Research focus
Why I work
The significant therapeutic potential for RNA delivery beyond vaccination requires better control of transfection tropism and innate inflammatory responses. Towards this goal, I am engineering stable RNA vaccine carriers that can cross mucosal barriers to generate tissue resident cellular immunity while minimizing dysfunctional reactogenicity. To achieve this, we need to better define nanoparticle structure-function relationships by integrating mesoscale structural characterization, molecular dynamics simulations, and high throughput functional data. We must also study RNA delivery in human tissues where the immune system can evaluate our efforts to engineer more effective RNA vaccines and therapeutics with reduced side effects. Science is a team sport, and mine wouldn't be possible without partners who share my mission to engineer more effective RNA vaccines and medicines to uplift society through global health.
Objectives
Connect novel understanding of nanoparticle structure with extracellular transport and intracellular immune reactions
Develop translational antiviral, antibacterial, and anticancer vaccines
Learn from vaccines to develop in situ therapeutics rooted in cell reprogramming and immunotherapy
High throughput evolution of structured polyelectrolyte nanoparticles (SPENs)

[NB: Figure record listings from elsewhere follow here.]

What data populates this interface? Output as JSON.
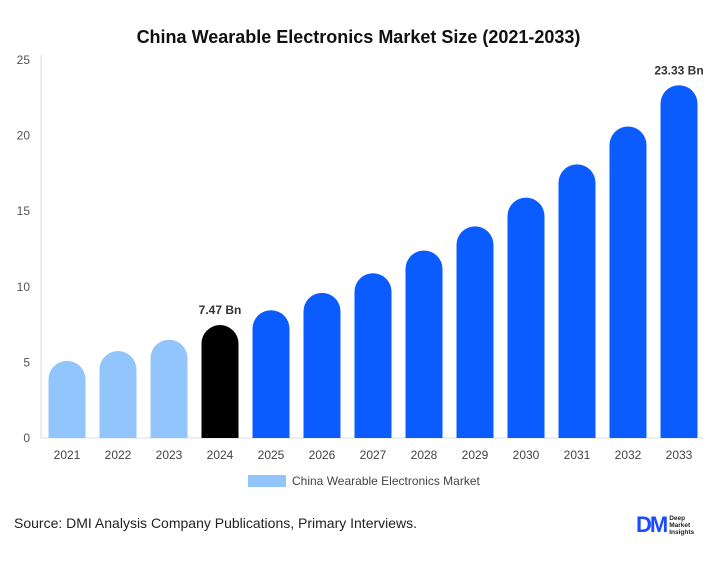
{
  "chart_data": {
    "type": "bar",
    "title": "China Wearable Electronics Market Size (2021-2033)",
    "categories": [
      "2021",
      "2022",
      "2023",
      "2024",
      "2025",
      "2026",
      "2027",
      "2028",
      "2029",
      "2030",
      "2031",
      "2032",
      "2033"
    ],
    "series": [
      {
        "name": "China Wearable Electronics Market",
        "values": [
          5.1,
          5.75,
          6.5,
          7.47,
          8.45,
          9.6,
          10.9,
          12.4,
          14.0,
          15.9,
          18.1,
          20.6,
          23.33
        ]
      }
    ],
    "data_labels": [
      {
        "category": "2024",
        "text": "7.47 Bn"
      },
      {
        "category": "2033",
        "text": "23.33 Bn"
      }
    ],
    "ylim": [
      0,
      25
    ],
    "yticks": [
      0,
      5,
      10,
      15,
      20,
      25
    ],
    "xlabel": "",
    "ylabel": "",
    "grid": false,
    "legend": "bottom-center",
    "colors": {
      "historic": "#93c5fd",
      "current": "#000000",
      "forecast": "#0b5cff"
    }
  },
  "footer": {
    "source": "Source: DMI Analysis Company Publications, Primary Interviews."
  },
  "logo": {
    "mark": "DM",
    "line1": "Deep",
    "line2": "Market",
    "line3": "Insights"
  }
}
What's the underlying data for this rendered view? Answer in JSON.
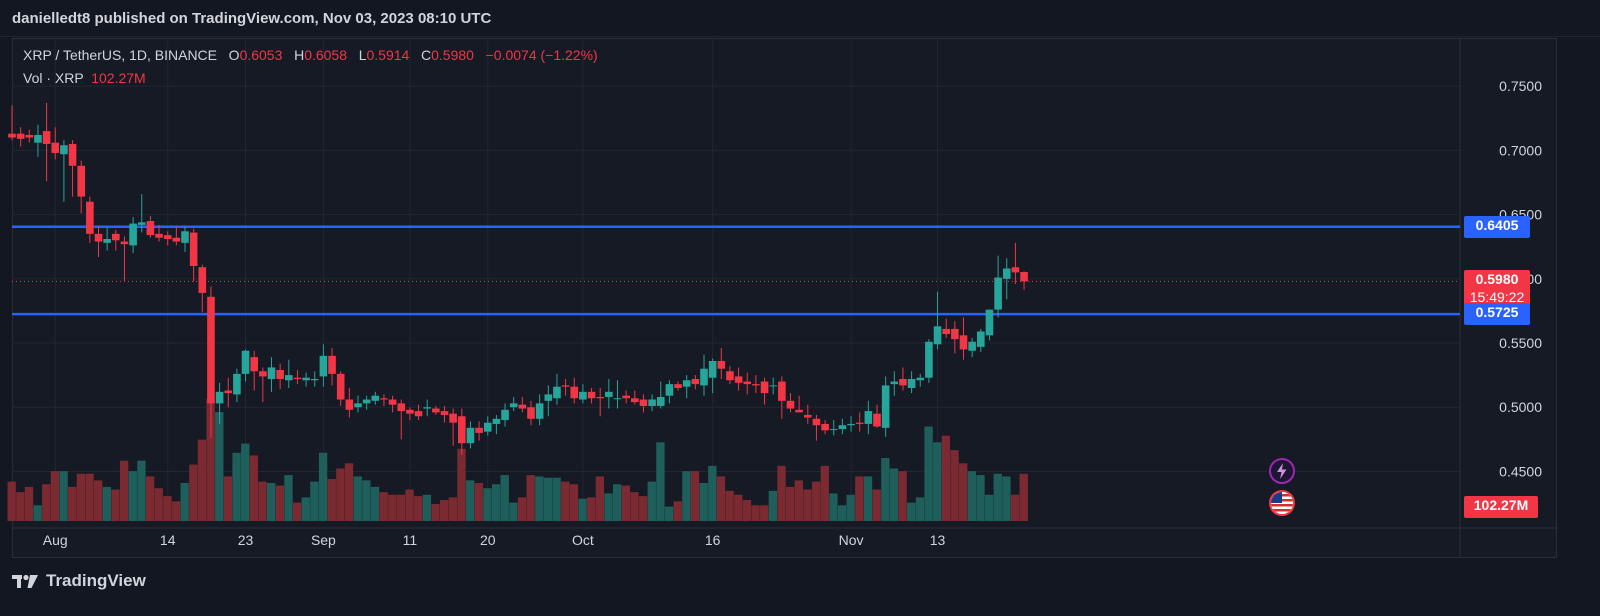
{
  "header": {
    "publish_text": "danielledt8 published on TradingView.com, Nov 03, 2023 08:10 UTC"
  },
  "legend": {
    "symbol": "XRP / TetherUS, 1D, BINANCE",
    "o_label": "O",
    "o_value": "0.6053",
    "h_label": "H",
    "h_value": "0.6058",
    "l_label": "L",
    "l_value": "0.5914",
    "c_label": "C",
    "c_value": "0.5980",
    "change": "−0.0074 (−1.22%)",
    "vol_label": "Vol · XRP",
    "vol_value": "102.27M"
  },
  "price_tags": {
    "resistance": "0.6405",
    "current_price": "0.5980",
    "countdown": "15:49:22",
    "support": "0.5725",
    "volume": "102.27M"
  },
  "footer": {
    "brand": "TradingView"
  },
  "icons": [
    "tradingview-logo-icon",
    "lightning-icon",
    "us-flag-icon"
  ],
  "colors": {
    "up": "#26a69a",
    "down": "#f23645",
    "level_line": "#2962ff",
    "up_volume": "#1f5f5b",
    "down_volume": "#7a2a30",
    "background": "#161a25"
  },
  "chart_data": {
    "type": "candlestick",
    "symbol": "XRP / TetherUS",
    "interval": "1D",
    "exchange": "BINANCE",
    "y_ticks": [
      "0.7500",
      "0.7000",
      "0.6500",
      "0.6000",
      "0.5500",
      "0.5000",
      "0.4500"
    ],
    "y_tick_values": [
      0.75,
      0.7,
      0.65,
      0.6,
      0.55,
      0.5,
      0.45
    ],
    "ylim": [
      0.4122,
      0.7875
    ],
    "x_ticks": [
      "Aug",
      "14",
      "23",
      "Sep",
      "11",
      "20",
      "Oct",
      "16",
      "Nov",
      "13"
    ],
    "x_tick_index": [
      5,
      18,
      27,
      36,
      46,
      55,
      66,
      81,
      97,
      107
    ],
    "levels": [
      {
        "price": 0.6405,
        "label": "0.6405"
      },
      {
        "price": 0.5725,
        "label": "0.5725"
      }
    ],
    "last_close": 0.598,
    "candles": [
      {
        "date": "2023-07-28",
        "o": 0.713,
        "h": 0.735,
        "l": 0.708,
        "c": 0.71,
        "v": 30
      },
      {
        "date": "2023-07-29",
        "o": 0.713,
        "h": 0.718,
        "l": 0.703,
        "c": 0.709,
        "v": 22
      },
      {
        "date": "2023-07-30",
        "o": 0.712,
        "h": 0.716,
        "l": 0.706,
        "c": 0.71,
        "v": 26
      },
      {
        "date": "2023-07-31",
        "o": 0.706,
        "h": 0.72,
        "l": 0.695,
        "c": 0.712,
        "v": 12
      },
      {
        "date": "2023-08-01",
        "o": 0.715,
        "h": 0.737,
        "l": 0.676,
        "c": 0.705,
        "v": 28
      },
      {
        "date": "2023-08-02",
        "o": 0.706,
        "h": 0.718,
        "l": 0.693,
        "c": 0.698,
        "v": 38
      },
      {
        "date": "2023-08-03",
        "o": 0.697,
        "h": 0.708,
        "l": 0.66,
        "c": 0.704,
        "v": 38
      },
      {
        "date": "2023-08-04",
        "o": 0.705,
        "h": 0.708,
        "l": 0.664,
        "c": 0.688,
        "v": 26
      },
      {
        "date": "2023-08-05",
        "o": 0.688,
        "h": 0.692,
        "l": 0.651,
        "c": 0.664,
        "v": 36
      },
      {
        "date": "2023-08-06",
        "o": 0.66,
        "h": 0.664,
        "l": 0.628,
        "c": 0.635,
        "v": 36
      },
      {
        "date": "2023-08-07",
        "o": 0.635,
        "h": 0.641,
        "l": 0.617,
        "c": 0.629,
        "v": 31
      },
      {
        "date": "2023-08-08",
        "o": 0.628,
        "h": 0.64,
        "l": 0.622,
        "c": 0.631,
        "v": 26
      },
      {
        "date": "2023-08-09",
        "o": 0.635,
        "h": 0.638,
        "l": 0.622,
        "c": 0.63,
        "v": 24
      },
      {
        "date": "2023-08-10",
        "o": 0.629,
        "h": 0.633,
        "l": 0.598,
        "c": 0.627,
        "v": 46
      },
      {
        "date": "2023-08-11",
        "o": 0.626,
        "h": 0.648,
        "l": 0.62,
        "c": 0.643,
        "v": 38
      },
      {
        "date": "2023-08-12",
        "o": 0.642,
        "h": 0.666,
        "l": 0.636,
        "c": 0.644,
        "v": 46
      },
      {
        "date": "2023-08-13",
        "o": 0.645,
        "h": 0.649,
        "l": 0.632,
        "c": 0.634,
        "v": 34
      },
      {
        "date": "2023-08-14",
        "o": 0.635,
        "h": 0.642,
        "l": 0.629,
        "c": 0.632,
        "v": 25
      },
      {
        "date": "2023-08-15",
        "o": 0.634,
        "h": 0.637,
        "l": 0.626,
        "c": 0.631,
        "v": 19
      },
      {
        "date": "2023-08-16",
        "o": 0.632,
        "h": 0.641,
        "l": 0.626,
        "c": 0.629,
        "v": 15
      },
      {
        "date": "2023-08-17",
        "o": 0.628,
        "h": 0.641,
        "l": 0.621,
        "c": 0.637,
        "v": 29
      },
      {
        "date": "2023-08-18",
        "o": 0.636,
        "h": 0.639,
        "l": 0.598,
        "c": 0.61,
        "v": 43
      },
      {
        "date": "2023-08-19",
        "o": 0.609,
        "h": 0.611,
        "l": 0.574,
        "c": 0.589,
        "v": 62
      },
      {
        "date": "2023-08-20",
        "o": 0.586,
        "h": 0.594,
        "l": 0.476,
        "c": 0.503,
        "v": 93
      },
      {
        "date": "2023-08-21",
        "o": 0.503,
        "h": 0.519,
        "l": 0.487,
        "c": 0.512,
        "v": 83
      },
      {
        "date": "2023-08-22",
        "o": 0.513,
        "h": 0.523,
        "l": 0.5,
        "c": 0.511,
        "v": 34
      },
      {
        "date": "2023-08-23",
        "o": 0.51,
        "h": 0.53,
        "l": 0.504,
        "c": 0.526,
        "v": 52
      },
      {
        "date": "2023-08-24",
        "o": 0.526,
        "h": 0.545,
        "l": 0.52,
        "c": 0.544,
        "v": 59
      },
      {
        "date": "2023-08-25",
        "o": 0.539,
        "h": 0.544,
        "l": 0.513,
        "c": 0.528,
        "v": 50
      },
      {
        "date": "2023-08-26",
        "o": 0.528,
        "h": 0.531,
        "l": 0.504,
        "c": 0.524,
        "v": 30
      },
      {
        "date": "2023-08-27",
        "o": 0.522,
        "h": 0.539,
        "l": 0.512,
        "c": 0.531,
        "v": 29
      },
      {
        "date": "2023-08-28",
        "o": 0.529,
        "h": 0.534,
        "l": 0.514,
        "c": 0.522,
        "v": 27
      },
      {
        "date": "2023-08-29",
        "o": 0.521,
        "h": 0.537,
        "l": 0.515,
        "c": 0.525,
        "v": 35
      },
      {
        "date": "2023-08-30",
        "o": 0.523,
        "h": 0.529,
        "l": 0.518,
        "c": 0.522,
        "v": 14
      },
      {
        "date": "2023-08-31",
        "o": 0.521,
        "h": 0.527,
        "l": 0.516,
        "c": 0.523,
        "v": 18
      },
      {
        "date": "2023-09-01",
        "o": 0.521,
        "h": 0.528,
        "l": 0.516,
        "c": 0.522,
        "v": 30
      },
      {
        "date": "2023-09-02",
        "o": 0.524,
        "h": 0.549,
        "l": 0.516,
        "c": 0.54,
        "v": 52
      },
      {
        "date": "2023-09-03",
        "o": 0.54,
        "h": 0.546,
        "l": 0.517,
        "c": 0.526,
        "v": 32
      },
      {
        "date": "2023-09-04",
        "o": 0.526,
        "h": 0.528,
        "l": 0.501,
        "c": 0.506,
        "v": 40
      },
      {
        "date": "2023-09-05",
        "o": 0.506,
        "h": 0.515,
        "l": 0.492,
        "c": 0.498,
        "v": 44
      },
      {
        "date": "2023-09-06",
        "o": 0.5,
        "h": 0.509,
        "l": 0.496,
        "c": 0.503,
        "v": 34
      },
      {
        "date": "2023-09-07",
        "o": 0.503,
        "h": 0.509,
        "l": 0.498,
        "c": 0.506,
        "v": 31
      },
      {
        "date": "2023-09-08",
        "o": 0.505,
        "h": 0.512,
        "l": 0.502,
        "c": 0.509,
        "v": 26
      },
      {
        "date": "2023-09-09",
        "o": 0.507,
        "h": 0.51,
        "l": 0.501,
        "c": 0.506,
        "v": 22
      },
      {
        "date": "2023-09-10",
        "o": 0.506,
        "h": 0.509,
        "l": 0.496,
        "c": 0.502,
        "v": 20
      },
      {
        "date": "2023-09-11",
        "o": 0.503,
        "h": 0.506,
        "l": 0.475,
        "c": 0.497,
        "v": 20
      },
      {
        "date": "2023-09-12",
        "o": 0.498,
        "h": 0.5,
        "l": 0.49,
        "c": 0.495,
        "v": 24
      },
      {
        "date": "2023-09-13",
        "o": 0.497,
        "h": 0.502,
        "l": 0.49,
        "c": 0.493,
        "v": 19
      },
      {
        "date": "2023-09-14",
        "o": 0.499,
        "h": 0.506,
        "l": 0.493,
        "c": 0.5,
        "v": 20
      },
      {
        "date": "2023-09-15",
        "o": 0.499,
        "h": 0.501,
        "l": 0.494,
        "c": 0.496,
        "v": 13
      },
      {
        "date": "2023-09-16",
        "o": 0.497,
        "h": 0.501,
        "l": 0.488,
        "c": 0.494,
        "v": 16
      },
      {
        "date": "2023-09-17",
        "o": 0.495,
        "h": 0.499,
        "l": 0.47,
        "c": 0.488,
        "v": 18
      },
      {
        "date": "2023-09-18",
        "o": 0.493,
        "h": 0.499,
        "l": 0.463,
        "c": 0.472,
        "v": 55
      },
      {
        "date": "2023-09-19",
        "o": 0.472,
        "h": 0.489,
        "l": 0.468,
        "c": 0.484,
        "v": 31
      },
      {
        "date": "2023-09-20",
        "o": 0.484,
        "h": 0.489,
        "l": 0.474,
        "c": 0.48,
        "v": 29
      },
      {
        "date": "2023-09-21",
        "o": 0.481,
        "h": 0.493,
        "l": 0.478,
        "c": 0.488,
        "v": 25
      },
      {
        "date": "2023-09-22",
        "o": 0.487,
        "h": 0.494,
        "l": 0.479,
        "c": 0.491,
        "v": 28
      },
      {
        "date": "2023-09-23",
        "o": 0.49,
        "h": 0.503,
        "l": 0.485,
        "c": 0.498,
        "v": 35
      },
      {
        "date": "2023-09-24",
        "o": 0.5,
        "h": 0.508,
        "l": 0.497,
        "c": 0.503,
        "v": 14
      },
      {
        "date": "2023-09-25",
        "o": 0.502,
        "h": 0.508,
        "l": 0.496,
        "c": 0.499,
        "v": 18
      },
      {
        "date": "2023-09-26",
        "o": 0.5,
        "h": 0.505,
        "l": 0.486,
        "c": 0.491,
        "v": 35
      },
      {
        "date": "2023-09-27",
        "o": 0.491,
        "h": 0.51,
        "l": 0.486,
        "c": 0.503,
        "v": 34
      },
      {
        "date": "2023-09-28",
        "o": 0.505,
        "h": 0.517,
        "l": 0.493,
        "c": 0.51,
        "v": 33
      },
      {
        "date": "2023-09-29",
        "o": 0.507,
        "h": 0.526,
        "l": 0.502,
        "c": 0.516,
        "v": 33
      },
      {
        "date": "2023-09-30",
        "o": 0.517,
        "h": 0.522,
        "l": 0.509,
        "c": 0.516,
        "v": 30
      },
      {
        "date": "2023-10-01",
        "o": 0.516,
        "h": 0.523,
        "l": 0.503,
        "c": 0.507,
        "v": 28
      },
      {
        "date": "2023-10-02",
        "o": 0.506,
        "h": 0.518,
        "l": 0.503,
        "c": 0.512,
        "v": 17
      },
      {
        "date": "2023-10-03",
        "o": 0.512,
        "h": 0.515,
        "l": 0.503,
        "c": 0.507,
        "v": 18
      },
      {
        "date": "2023-10-04",
        "o": 0.508,
        "h": 0.515,
        "l": 0.493,
        "c": 0.507,
        "v": 34
      },
      {
        "date": "2023-10-05",
        "o": 0.508,
        "h": 0.522,
        "l": 0.499,
        "c": 0.512,
        "v": 21
      },
      {
        "date": "2023-10-06",
        "o": 0.507,
        "h": 0.521,
        "l": 0.499,
        "c": 0.507,
        "v": 28
      },
      {
        "date": "2023-10-07",
        "o": 0.509,
        "h": 0.513,
        "l": 0.503,
        "c": 0.507,
        "v": 27
      },
      {
        "date": "2023-10-08",
        "o": 0.507,
        "h": 0.513,
        "l": 0.502,
        "c": 0.504,
        "v": 22
      },
      {
        "date": "2023-10-09",
        "o": 0.506,
        "h": 0.51,
        "l": 0.496,
        "c": 0.501,
        "v": 19
      },
      {
        "date": "2023-10-10",
        "o": 0.501,
        "h": 0.51,
        "l": 0.497,
        "c": 0.506,
        "v": 30
      },
      {
        "date": "2023-10-11",
        "o": 0.501,
        "h": 0.52,
        "l": 0.499,
        "c": 0.508,
        "v": 60
      },
      {
        "date": "2023-10-12",
        "o": 0.509,
        "h": 0.521,
        "l": 0.503,
        "c": 0.518,
        "v": 11
      },
      {
        "date": "2023-10-13",
        "o": 0.518,
        "h": 0.52,
        "l": 0.513,
        "c": 0.515,
        "v": 15
      },
      {
        "date": "2023-10-14",
        "o": 0.516,
        "h": 0.525,
        "l": 0.507,
        "c": 0.521,
        "v": 38
      },
      {
        "date": "2023-10-15",
        "o": 0.522,
        "h": 0.525,
        "l": 0.514,
        "c": 0.518,
        "v": 38
      },
      {
        "date": "2023-10-16",
        "o": 0.517,
        "h": 0.541,
        "l": 0.509,
        "c": 0.53,
        "v": 29
      },
      {
        "date": "2023-10-17",
        "o": 0.523,
        "h": 0.538,
        "l": 0.511,
        "c": 0.536,
        "v": 42
      },
      {
        "date": "2023-10-18",
        "o": 0.536,
        "h": 0.546,
        "l": 0.522,
        "c": 0.53,
        "v": 34
      },
      {
        "date": "2023-10-19",
        "o": 0.528,
        "h": 0.532,
        "l": 0.518,
        "c": 0.521,
        "v": 23
      },
      {
        "date": "2023-10-20",
        "o": 0.524,
        "h": 0.531,
        "l": 0.513,
        "c": 0.519,
        "v": 20
      },
      {
        "date": "2023-10-21",
        "o": 0.52,
        "h": 0.527,
        "l": 0.51,
        "c": 0.518,
        "v": 16
      },
      {
        "date": "2023-10-22",
        "o": 0.518,
        "h": 0.525,
        "l": 0.511,
        "c": 0.517,
        "v": 12
      },
      {
        "date": "2023-10-23",
        "o": 0.52,
        "h": 0.523,
        "l": 0.502,
        "c": 0.511,
        "v": 12
      },
      {
        "date": "2023-10-24",
        "o": 0.517,
        "h": 0.523,
        "l": 0.51,
        "c": 0.517,
        "v": 23
      },
      {
        "date": "2023-10-25",
        "o": 0.52,
        "h": 0.524,
        "l": 0.491,
        "c": 0.505,
        "v": 42
      },
      {
        "date": "2023-10-26",
        "o": 0.505,
        "h": 0.511,
        "l": 0.496,
        "c": 0.499,
        "v": 26
      },
      {
        "date": "2023-10-27",
        "o": 0.498,
        "h": 0.509,
        "l": 0.497,
        "c": 0.496,
        "v": 31
      },
      {
        "date": "2023-10-28",
        "o": 0.494,
        "h": 0.502,
        "l": 0.487,
        "c": 0.492,
        "v": 24
      },
      {
        "date": "2023-10-29",
        "o": 0.491,
        "h": 0.494,
        "l": 0.474,
        "c": 0.486,
        "v": 30
      },
      {
        "date": "2023-10-30",
        "o": 0.487,
        "h": 0.49,
        "l": 0.479,
        "c": 0.482,
        "v": 42
      },
      {
        "date": "2023-10-31",
        "o": 0.483,
        "h": 0.49,
        "l": 0.478,
        "c": 0.483,
        "v": 21
      },
      {
        "date": "2023-11-01",
        "o": 0.483,
        "h": 0.491,
        "l": 0.479,
        "c": 0.486,
        "v": 12
      },
      {
        "date": "2023-11-02",
        "o": 0.486,
        "h": 0.493,
        "l": 0.481,
        "c": 0.487,
        "v": 20
      },
      {
        "date": "2023-11-03",
        "o": 0.488,
        "h": 0.496,
        "l": 0.481,
        "c": 0.487,
        "v": 34
      },
      {
        "date": "2023-11-04",
        "o": 0.487,
        "h": 0.505,
        "l": 0.479,
        "c": 0.497,
        "v": 34
      },
      {
        "date": "2023-11-05",
        "o": 0.495,
        "h": 0.502,
        "l": 0.484,
        "c": 0.485,
        "v": 24
      },
      {
        "date": "2023-11-06",
        "o": 0.484,
        "h": 0.524,
        "l": 0.477,
        "c": 0.517,
        "v": 48
      },
      {
        "date": "2023-11-07",
        "o": 0.518,
        "h": 0.528,
        "l": 0.509,
        "c": 0.52,
        "v": 40
      },
      {
        "date": "2023-11-08",
        "o": 0.522,
        "h": 0.531,
        "l": 0.513,
        "c": 0.517,
        "v": 38
      },
      {
        "date": "2023-11-09",
        "o": 0.515,
        "h": 0.528,
        "l": 0.511,
        "c": 0.522,
        "v": 14
      },
      {
        "date": "2023-11-10",
        "o": 0.521,
        "h": 0.526,
        "l": 0.516,
        "c": 0.523,
        "v": 18
      },
      {
        "date": "2023-11-11",
        "o": 0.523,
        "h": 0.553,
        "l": 0.519,
        "c": 0.551,
        "v": 72
      },
      {
        "date": "2023-11-12",
        "o": 0.549,
        "h": 0.59,
        "l": 0.545,
        "c": 0.563,
        "v": 60
      },
      {
        "date": "2023-11-13",
        "o": 0.561,
        "h": 0.569,
        "l": 0.554,
        "c": 0.557,
        "v": 65
      },
      {
        "date": "2023-11-14",
        "o": 0.561,
        "h": 0.567,
        "l": 0.542,
        "c": 0.553,
        "v": 54
      },
      {
        "date": "2023-11-15",
        "o": 0.556,
        "h": 0.57,
        "l": 0.537,
        "c": 0.545,
        "v": 44
      },
      {
        "date": "2023-11-16",
        "o": 0.544,
        "h": 0.554,
        "l": 0.539,
        "c": 0.551,
        "v": 38
      },
      {
        "date": "2023-11-17",
        "o": 0.547,
        "h": 0.561,
        "l": 0.543,
        "c": 0.559,
        "v": 35
      },
      {
        "date": "2023-11-18",
        "o": 0.556,
        "h": 0.576,
        "l": 0.552,
        "c": 0.576,
        "v": 20
      },
      {
        "date": "2023-11-19",
        "o": 0.576,
        "h": 0.618,
        "l": 0.57,
        "c": 0.601,
        "v": 36
      },
      {
        "date": "2023-11-20",
        "o": 0.6,
        "h": 0.616,
        "l": 0.584,
        "c": 0.608,
        "v": 34
      },
      {
        "date": "2023-11-21",
        "o": 0.609,
        "h": 0.628,
        "l": 0.596,
        "c": 0.605,
        "v": 20
      },
      {
        "date": "2023-11-22",
        "o": 0.6053,
        "h": 0.6058,
        "l": 0.5914,
        "c": 0.598,
        "v": 36
      }
    ]
  }
}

Although it is known that the structure of lipid nanoparticles can be engineered to augment stability and transfection, the broader chemical and structural diversity of polymeric RNA delivery materials remains largely untapped. We will use high throughput synthesis, formulation, and characterization methods to generate ML-interpretable datasets that evolve transfection formulations with desirable properties for specific applications. High performing formulations will form the basis for more detailed structure-function studies using fluorescence correlation spectroscopy (FCS), small angle scattering (SAXS/SANS), and molecular dynamics modeling (MD).
Human innate immune responses to biomaterial delivery systems
While innate immunogenicity is a well documented barrier to therapeutic RNA applications, we are just beginning to understand how delivery formulations modulate human innate responses to transfection. We use human skin explant cultures and will use lymphoid organoid models to study connections between formulation chemistry, endocytosis, and danger sensing pathways to engineer more effective RNA vaccines and therapeutics with fewer side effects.
Drug-augmented RNA vaccines and therapeutics
Targeting the delivery of immunomodulatory drugs can engineer immune response that alter the effects of co-delivered therapeutics. For example, we have shown that lymph node targeted STING agonism extended saRNA transfection from polymeric nanoparticles by dampening cytotoxic T cell responses. Where and when should drugs be delivered to augment RNA function? How can we leverage or inhibit innate responses for therapeutic benefit?